Composta dagli Ill.mi Sigg.ri Magistrati:

Dott. SORRENTINO Federico – Presidente –

Dott. D’ANGIOLELLA Rosita – Consigliere –

Dott. GUIDA Riccardo – Consigliere –

Dott. D’AQUINO Filippo – Consigliere –

Dott. ROSSI Raffaele – rel. Consigliere –

ha pronunciato la seguente:

ORDINANZA

sul ricorso iscritto al n. 11849/2015 R.G. proposto da:

AGENZIA DELLE ENTRATE, in persona del direttore pro tempore, rappresentata e difesa dall’Avvocatura Generale dello Stato, con domicilio legale in Roma, via dei Portoghesi, n. 12, presso l’Avvocatura Generale dello Stato;

– ricorrente –

contro

S.F., rappresentato e difeso, giusta procura a margine della copia notificata del ricorso introduttivo, dall’Avv.
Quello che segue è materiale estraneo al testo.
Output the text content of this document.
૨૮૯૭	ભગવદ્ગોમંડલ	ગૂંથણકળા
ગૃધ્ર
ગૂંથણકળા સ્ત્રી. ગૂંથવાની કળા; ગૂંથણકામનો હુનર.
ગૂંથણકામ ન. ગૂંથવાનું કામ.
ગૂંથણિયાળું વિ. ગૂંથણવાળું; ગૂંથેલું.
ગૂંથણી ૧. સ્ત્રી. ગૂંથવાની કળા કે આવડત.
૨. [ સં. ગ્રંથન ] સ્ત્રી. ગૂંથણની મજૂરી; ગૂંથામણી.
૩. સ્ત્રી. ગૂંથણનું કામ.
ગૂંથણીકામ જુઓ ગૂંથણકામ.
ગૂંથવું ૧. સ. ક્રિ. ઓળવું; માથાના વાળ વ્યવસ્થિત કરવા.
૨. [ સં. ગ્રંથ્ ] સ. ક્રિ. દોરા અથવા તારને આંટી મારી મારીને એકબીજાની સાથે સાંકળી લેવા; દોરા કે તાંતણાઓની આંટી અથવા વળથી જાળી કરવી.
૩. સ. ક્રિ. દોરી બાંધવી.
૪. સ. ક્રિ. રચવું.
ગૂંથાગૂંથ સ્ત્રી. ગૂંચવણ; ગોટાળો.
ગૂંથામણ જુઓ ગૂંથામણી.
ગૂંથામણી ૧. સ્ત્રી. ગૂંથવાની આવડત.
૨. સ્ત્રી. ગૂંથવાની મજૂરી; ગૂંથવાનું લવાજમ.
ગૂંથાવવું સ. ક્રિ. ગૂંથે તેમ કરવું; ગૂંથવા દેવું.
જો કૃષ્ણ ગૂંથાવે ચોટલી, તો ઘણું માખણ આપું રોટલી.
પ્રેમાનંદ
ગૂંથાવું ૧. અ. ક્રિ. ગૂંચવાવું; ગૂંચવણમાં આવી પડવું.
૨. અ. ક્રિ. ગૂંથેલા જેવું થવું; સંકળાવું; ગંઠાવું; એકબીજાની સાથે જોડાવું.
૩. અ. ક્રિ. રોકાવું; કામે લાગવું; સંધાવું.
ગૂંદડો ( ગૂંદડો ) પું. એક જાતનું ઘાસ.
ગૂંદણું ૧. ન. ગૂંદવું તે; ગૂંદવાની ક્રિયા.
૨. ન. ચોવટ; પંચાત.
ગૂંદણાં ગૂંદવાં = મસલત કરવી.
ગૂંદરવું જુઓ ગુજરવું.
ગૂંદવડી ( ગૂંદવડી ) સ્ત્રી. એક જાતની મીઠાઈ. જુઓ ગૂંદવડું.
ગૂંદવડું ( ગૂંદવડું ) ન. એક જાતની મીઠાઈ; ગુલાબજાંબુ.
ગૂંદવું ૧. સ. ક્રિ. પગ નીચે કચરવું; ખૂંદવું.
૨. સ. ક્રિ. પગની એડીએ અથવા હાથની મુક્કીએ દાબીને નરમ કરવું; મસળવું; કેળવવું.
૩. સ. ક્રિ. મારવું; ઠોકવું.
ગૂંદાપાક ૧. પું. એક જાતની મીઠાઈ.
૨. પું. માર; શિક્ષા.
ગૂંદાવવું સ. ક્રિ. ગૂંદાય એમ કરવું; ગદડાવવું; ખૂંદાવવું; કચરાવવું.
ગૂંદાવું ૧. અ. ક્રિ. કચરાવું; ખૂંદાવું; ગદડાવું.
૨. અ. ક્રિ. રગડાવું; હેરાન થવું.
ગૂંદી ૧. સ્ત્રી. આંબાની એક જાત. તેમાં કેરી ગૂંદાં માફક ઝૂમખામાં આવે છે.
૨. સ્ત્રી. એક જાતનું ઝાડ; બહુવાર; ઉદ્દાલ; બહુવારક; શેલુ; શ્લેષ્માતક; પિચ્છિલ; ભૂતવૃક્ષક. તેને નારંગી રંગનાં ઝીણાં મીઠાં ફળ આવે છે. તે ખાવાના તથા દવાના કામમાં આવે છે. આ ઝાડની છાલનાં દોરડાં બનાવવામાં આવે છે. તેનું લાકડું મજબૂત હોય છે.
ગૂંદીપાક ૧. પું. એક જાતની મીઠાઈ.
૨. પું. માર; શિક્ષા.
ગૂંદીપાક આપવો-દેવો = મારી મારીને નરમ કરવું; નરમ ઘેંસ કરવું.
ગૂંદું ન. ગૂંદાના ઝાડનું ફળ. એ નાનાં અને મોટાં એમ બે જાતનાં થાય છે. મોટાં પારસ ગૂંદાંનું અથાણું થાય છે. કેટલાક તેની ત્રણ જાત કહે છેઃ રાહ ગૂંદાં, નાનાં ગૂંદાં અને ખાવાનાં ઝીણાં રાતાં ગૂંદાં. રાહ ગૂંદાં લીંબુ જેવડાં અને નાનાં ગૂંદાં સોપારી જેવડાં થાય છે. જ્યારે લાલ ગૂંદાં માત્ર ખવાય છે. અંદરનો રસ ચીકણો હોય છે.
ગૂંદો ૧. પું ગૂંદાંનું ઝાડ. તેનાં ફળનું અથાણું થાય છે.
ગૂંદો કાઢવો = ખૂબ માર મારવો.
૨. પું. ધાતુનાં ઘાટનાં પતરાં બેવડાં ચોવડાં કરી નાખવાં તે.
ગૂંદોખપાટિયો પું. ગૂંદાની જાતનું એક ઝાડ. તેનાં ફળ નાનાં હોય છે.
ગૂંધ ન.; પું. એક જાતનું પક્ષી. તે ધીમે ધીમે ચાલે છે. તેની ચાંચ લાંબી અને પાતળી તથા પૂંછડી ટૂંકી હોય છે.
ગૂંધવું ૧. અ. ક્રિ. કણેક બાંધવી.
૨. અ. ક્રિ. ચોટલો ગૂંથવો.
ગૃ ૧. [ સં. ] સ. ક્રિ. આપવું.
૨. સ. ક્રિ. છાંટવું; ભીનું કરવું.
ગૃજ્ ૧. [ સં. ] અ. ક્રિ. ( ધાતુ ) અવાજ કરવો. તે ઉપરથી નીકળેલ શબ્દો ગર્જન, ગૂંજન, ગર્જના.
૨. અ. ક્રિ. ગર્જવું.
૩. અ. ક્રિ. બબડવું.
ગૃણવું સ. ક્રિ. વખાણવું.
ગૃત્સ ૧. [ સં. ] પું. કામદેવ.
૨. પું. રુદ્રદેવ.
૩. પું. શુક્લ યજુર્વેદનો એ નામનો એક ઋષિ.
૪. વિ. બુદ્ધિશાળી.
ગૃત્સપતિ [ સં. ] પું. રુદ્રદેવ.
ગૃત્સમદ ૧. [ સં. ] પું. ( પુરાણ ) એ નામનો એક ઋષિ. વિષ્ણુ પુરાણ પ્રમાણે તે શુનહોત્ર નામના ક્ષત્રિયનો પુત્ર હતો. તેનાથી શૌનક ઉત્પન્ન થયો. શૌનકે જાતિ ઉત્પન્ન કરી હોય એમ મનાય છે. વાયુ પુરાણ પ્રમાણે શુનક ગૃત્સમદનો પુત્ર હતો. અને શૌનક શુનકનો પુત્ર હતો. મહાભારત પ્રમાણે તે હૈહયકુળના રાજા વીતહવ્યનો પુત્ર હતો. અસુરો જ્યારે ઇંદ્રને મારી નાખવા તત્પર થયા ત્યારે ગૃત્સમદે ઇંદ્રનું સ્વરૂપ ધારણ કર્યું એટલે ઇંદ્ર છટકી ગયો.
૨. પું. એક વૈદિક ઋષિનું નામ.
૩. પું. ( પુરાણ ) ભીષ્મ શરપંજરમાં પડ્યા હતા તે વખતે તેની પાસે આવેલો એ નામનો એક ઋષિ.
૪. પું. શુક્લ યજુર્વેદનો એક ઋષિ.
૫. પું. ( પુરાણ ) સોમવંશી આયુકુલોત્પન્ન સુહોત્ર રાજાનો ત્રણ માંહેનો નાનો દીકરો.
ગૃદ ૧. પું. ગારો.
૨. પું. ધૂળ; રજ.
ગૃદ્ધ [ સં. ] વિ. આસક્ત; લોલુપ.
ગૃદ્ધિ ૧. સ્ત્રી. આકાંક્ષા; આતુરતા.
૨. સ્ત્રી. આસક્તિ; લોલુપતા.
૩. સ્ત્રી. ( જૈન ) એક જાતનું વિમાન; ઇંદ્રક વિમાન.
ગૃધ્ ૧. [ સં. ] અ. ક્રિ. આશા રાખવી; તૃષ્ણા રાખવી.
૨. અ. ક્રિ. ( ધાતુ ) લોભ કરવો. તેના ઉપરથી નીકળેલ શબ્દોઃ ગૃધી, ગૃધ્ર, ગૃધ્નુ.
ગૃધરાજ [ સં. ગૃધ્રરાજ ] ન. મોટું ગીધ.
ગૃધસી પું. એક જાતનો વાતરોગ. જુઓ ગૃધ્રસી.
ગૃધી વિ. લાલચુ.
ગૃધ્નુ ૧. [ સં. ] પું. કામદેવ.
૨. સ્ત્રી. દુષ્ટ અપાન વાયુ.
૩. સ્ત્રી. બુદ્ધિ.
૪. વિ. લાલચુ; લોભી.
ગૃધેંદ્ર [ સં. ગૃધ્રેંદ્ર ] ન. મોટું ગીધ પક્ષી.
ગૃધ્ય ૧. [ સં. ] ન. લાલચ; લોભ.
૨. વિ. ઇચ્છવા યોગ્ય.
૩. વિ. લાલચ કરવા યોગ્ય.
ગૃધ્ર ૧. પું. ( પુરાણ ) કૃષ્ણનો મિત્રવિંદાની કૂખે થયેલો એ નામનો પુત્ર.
Renato Paparo, e con questi elettivamente domiciliato in Roma, via Giuseppe Avezzana n. 31, presso lo studio dell’Avv. Alessandra Flauti;

– controricorrente –

Avverso la sentenza n. 224/36/15 della Commissione tributaria regionale del Piemonte, depositata il 18 febbraio 2015.

Udita la relazione svolta nella Camera di consiglio del 13 luglio 2021 dal Consigliere Raffaele Rossi.

RILEVATO

che:

1. S.F., già dipendente dell’Amministrazione della Regione Piemonte, proponeva ricorso avverso il silenzio-rifiuto opposto dall’Agenzia delle Entrate alla domanda di rimborso degli importi ritenuti a titolo di IRPEF sulle somme erogate dal datore di lavoro per trattamento di fine rapporto.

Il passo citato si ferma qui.